20

"Bilin ki, dünya hayatı, ancak bir oyundur, bir eğlencedir, bir süstür, aranızda bir öğünç (vesilesi)dir, mallarda ve evlâtlarda bir çoğalıştır. (Bunun) misâli, bitirdiği nebat, ekicilerin hoşuna giden bir yağmur gibidir. Sonra o nebat kurur da, sen (onu) sapsarı bir hale getirilmiş görürsün. Sonra da o, bir çerçöp oluverir. Ahirette çetin bir azâb vardır, Allah'tan mağfiret ve rıza vardır. Dünya hayatı bir aldanış metâmdan başka birşey değildir".

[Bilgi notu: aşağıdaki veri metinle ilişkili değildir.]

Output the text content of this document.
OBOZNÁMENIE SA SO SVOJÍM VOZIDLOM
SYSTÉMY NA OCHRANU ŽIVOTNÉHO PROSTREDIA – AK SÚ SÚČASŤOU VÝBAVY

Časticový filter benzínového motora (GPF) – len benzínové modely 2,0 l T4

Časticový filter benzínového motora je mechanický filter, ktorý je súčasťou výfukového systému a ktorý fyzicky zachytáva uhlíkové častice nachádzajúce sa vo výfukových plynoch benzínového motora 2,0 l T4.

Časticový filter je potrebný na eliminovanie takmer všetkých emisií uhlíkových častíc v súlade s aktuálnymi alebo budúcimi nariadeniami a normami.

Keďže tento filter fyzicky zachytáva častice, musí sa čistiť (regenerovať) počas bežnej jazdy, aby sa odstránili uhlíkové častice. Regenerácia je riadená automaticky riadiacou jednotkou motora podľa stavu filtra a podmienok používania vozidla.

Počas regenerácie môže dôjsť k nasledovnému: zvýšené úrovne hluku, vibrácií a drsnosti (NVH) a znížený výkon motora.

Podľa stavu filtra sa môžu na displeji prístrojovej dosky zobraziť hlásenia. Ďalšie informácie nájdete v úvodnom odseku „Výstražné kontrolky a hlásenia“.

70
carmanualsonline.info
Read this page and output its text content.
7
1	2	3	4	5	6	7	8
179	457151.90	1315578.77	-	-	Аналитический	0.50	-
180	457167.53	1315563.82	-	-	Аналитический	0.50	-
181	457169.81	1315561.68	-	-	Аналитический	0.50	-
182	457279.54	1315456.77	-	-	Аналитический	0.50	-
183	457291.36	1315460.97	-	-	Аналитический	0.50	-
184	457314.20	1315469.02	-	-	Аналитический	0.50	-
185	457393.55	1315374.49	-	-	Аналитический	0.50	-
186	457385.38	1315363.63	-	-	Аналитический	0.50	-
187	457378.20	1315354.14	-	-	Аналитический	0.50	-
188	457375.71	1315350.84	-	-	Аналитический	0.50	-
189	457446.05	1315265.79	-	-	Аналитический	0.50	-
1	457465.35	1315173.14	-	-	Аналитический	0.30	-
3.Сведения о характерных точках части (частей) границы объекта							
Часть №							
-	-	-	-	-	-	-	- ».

Ayetle ilgili birkaç mesele vardır:

Birinci Mesele

Bu ayetin asıl maksadı, dünyanın halinin önemsizliğini, ahiretin durumunun saygınlığını ortaya koymaktır. İşte bu sebeple Cenâb-ı Hakk, "Dünya bir oyun, bir eğlence, bir süs ve bir övünme vesilesidir" buyurdu. Bu gibi şeylerin önemsiz olduğunda ise hiç şüphe yoktur. Ahiret hakkında da, "Orada devamlı, çetin bir azâb vardır. Veya, kesintisiz biçimde, Allah'ın rızası vardır" buyurdu. Bunların da büyük şeyler olduğunda şüphe yoktur

Hayat Nimeti

Bil ki, aslında dünya hayatı da bir hikmet ve gayeye matuftur. İşte bundan dolayı Cenâb-ı Hakk, "Ben, yeryüzünde bir halife yaratacağım (...) Ben sizin bilmediklerinizi bilirim" (Bakara. 30) buyurdu. Şimdi dünya hayatı bir hikmet ve bir gayeye matuf olmasaydı, Cenâb-ı Hakk hiç böyle buyurur muydu? Ayrıca, hayatı yaratan da O'dur. Nitekim Allah, "Ölümü ve hayatı yaratan zât.." (Mûlk, 2) buyurmuştur. Bir de, Cenâb-ı Hakk, "Ya sizi ancak boş yere yarattığımızı ve sizin hakikaten bize döndürülmeyeceğinizi mi sandınız?" (Mü'min, 115) ve "O göğü, o yeri ve bunların arasında bulunan şeyleri biz boşuna yaratmadık" (Sad. 27) buyurduğu üzere, abesle iştigal etmez.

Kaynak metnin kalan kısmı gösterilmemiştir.